Possivelmente, o futuro continuará a ser incerto, e o presente complexo, por muitas estratégias de segurança nacional que se publiquem. Nesse sentido, o poder discricionário dos líderes mundiais será sempre determinante na escolha dos meios para se atingirem determinados objetivos, em especial quando se trata do Presidente dos EUA. Barack Obama acredita numa ordem internacional sustentada em regras constantes na Declaração Universal dos Direitos do Homem. No entanto, a realidade do sistema político internacional é ditadora: continuaremos a ter estados, organizações e pessoas coletivas, ou não, que, para atingirem os seus objetivos políticos, optam pelo caos, desrespeitando sistematicamente o direito internacional.

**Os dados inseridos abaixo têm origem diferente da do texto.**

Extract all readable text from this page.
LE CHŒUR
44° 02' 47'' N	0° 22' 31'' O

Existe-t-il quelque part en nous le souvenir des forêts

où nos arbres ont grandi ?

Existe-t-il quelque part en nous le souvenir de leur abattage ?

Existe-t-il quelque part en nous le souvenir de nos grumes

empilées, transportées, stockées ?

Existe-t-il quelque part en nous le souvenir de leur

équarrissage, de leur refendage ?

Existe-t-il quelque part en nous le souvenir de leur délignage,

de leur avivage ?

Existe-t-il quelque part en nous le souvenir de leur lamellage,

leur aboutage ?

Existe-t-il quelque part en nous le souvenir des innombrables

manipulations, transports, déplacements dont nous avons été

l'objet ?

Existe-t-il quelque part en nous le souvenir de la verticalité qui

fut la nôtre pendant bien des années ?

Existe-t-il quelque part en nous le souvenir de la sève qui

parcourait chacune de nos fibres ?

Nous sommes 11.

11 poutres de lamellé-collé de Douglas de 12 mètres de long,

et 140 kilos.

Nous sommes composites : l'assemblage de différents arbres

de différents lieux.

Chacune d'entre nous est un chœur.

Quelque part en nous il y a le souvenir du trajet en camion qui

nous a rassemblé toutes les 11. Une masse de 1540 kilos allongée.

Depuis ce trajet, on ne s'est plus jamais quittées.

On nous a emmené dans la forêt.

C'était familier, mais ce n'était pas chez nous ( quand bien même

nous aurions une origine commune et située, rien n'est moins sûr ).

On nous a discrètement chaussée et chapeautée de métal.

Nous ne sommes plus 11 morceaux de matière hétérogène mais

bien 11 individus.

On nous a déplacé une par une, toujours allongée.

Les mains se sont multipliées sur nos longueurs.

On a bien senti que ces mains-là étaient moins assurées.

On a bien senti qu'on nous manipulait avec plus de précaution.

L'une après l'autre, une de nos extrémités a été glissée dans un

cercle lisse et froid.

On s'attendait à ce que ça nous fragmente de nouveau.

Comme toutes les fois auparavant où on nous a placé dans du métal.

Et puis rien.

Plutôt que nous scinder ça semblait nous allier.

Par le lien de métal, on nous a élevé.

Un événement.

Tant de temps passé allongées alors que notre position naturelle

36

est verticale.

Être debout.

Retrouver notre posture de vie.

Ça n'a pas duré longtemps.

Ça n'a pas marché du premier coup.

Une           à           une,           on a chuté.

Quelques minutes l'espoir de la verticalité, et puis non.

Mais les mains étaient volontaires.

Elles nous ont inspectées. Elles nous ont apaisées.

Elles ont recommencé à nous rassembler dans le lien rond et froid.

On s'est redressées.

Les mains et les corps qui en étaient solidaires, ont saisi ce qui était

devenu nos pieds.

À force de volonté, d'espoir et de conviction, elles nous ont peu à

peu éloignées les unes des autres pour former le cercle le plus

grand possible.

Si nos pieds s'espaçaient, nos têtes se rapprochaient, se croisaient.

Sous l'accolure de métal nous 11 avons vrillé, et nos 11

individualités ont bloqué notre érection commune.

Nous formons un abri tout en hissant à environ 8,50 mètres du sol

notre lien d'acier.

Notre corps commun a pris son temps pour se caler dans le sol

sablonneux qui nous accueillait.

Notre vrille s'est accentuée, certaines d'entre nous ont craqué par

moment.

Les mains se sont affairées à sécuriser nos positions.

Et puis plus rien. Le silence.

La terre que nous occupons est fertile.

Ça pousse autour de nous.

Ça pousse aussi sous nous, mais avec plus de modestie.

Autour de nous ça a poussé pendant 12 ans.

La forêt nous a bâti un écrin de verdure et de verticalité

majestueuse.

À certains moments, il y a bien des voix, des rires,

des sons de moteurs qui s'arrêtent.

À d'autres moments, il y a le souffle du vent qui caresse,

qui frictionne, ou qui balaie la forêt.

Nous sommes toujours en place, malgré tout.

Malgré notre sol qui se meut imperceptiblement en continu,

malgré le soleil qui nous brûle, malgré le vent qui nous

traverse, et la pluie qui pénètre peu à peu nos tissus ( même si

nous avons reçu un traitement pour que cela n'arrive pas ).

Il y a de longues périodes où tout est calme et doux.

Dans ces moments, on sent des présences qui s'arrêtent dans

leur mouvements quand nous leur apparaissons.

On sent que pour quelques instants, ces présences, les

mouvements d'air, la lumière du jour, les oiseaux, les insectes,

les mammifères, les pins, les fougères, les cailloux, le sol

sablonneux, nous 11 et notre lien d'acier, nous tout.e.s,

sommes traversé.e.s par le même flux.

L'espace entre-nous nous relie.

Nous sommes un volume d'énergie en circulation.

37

Nessas situações, a resposta aos déspotas, com mais ou menos paciência, com maior ou menor participação dos EUA, terá de ser prioritariamente multilateral, oportuna, realista e exequível.
A Estratégia de Segurança Nacional dos EUA de 2015 parece longe de se apresentar como perfeita, mas representa uma visão e apresenta alguns caminhos que visam garantir a American Way of Life, salvaguardando valores preciosos como os da liberdade e da democracia.
Saibam os norte-americanos cumprir e teremos certamente um Mundo melhor.
* O presente artigo tem por base o texto complementar à obra “Borges, João Vieira, O Terrorismo Transnacional e o Planeamento Estratégico de Segurança Nacional dos EUA, Fronteira do Caos, Porto, 2013”, elaborado pelo autor e disponibilizado pela editora Fronteira do Caos no lançamento do livro, na Casa do Infante, na cidade do Porto, a 23 de Março de 2015. Um agradecimento muito especial ao Coronel Nuno Lemos Pires, pelos pertinentes comentários e sugestões.
[1] Ver em: https://www.whitehouse.gov/sites/default/files/docs/2015_national_security _strategy_2.pdf.
[2] De acordo com o Goldwater-Nichols Department of Defense Reorganization Act de 1986, o Presidente dos EUA passou a ser obrigado a apresentar anualmente, ao Congresso, um relatório da Estratégia de Segurança Nacional, documento em que o Presidente deve incluir “os valores, os interesses nacionais e os objetivos chave”. No entanto, a regularidade não tem sido apanágio dos diferentes presidentes (Barack Obama – 2015, 2010; George Bush – 2006, 2002; Bill Clinton – 2001, 2000, 1998, 1997, 1996, 1995, 1994; George H. Bush – 1993, 1991, 1990; Ronald Reagan – 1988, 1987). Ver em: http://nssarchive.us/.
[3] Consultar “President Obama`s 2015 State of the Union Address” em: https://www.whitehouse.gov/sotu. Este discurso, apesar de uma forte componente política tem um peso considerável em termos de política interna, constituindo uma referência da grande estratégia dos EUA para cada administração. Por outro lado, o discurso que o presidente normalmente profere na Academia Militar de West Point, durante o mês de maio de cada ano, constitui uma referência relativamente à estratégia militar (ver o discurso de Obama, em West Point, a 28 de maio de 2014, em https://www.whitehouse.gov/the-press-office/2014/05/28/remarks-president-united-states-military-academy-commencement-ceremony).
[4] Descritas do seguinte modo: al-Qaeda; extremistas violentos (em especial os que usam o terrorismo como arma); mudança climática; conflitos armados; pandemias; proliferação de ADM (e em particular a sua posse por extremistas violentos); redes criminais globais (em especial tráfico de drogas e fluxo ilegal de pessoas e bens); ameaças assimétricas, como as que visam atingir a nossa dependência do espaço e do ciberespaço; e ameaças ao sistema financeiro global.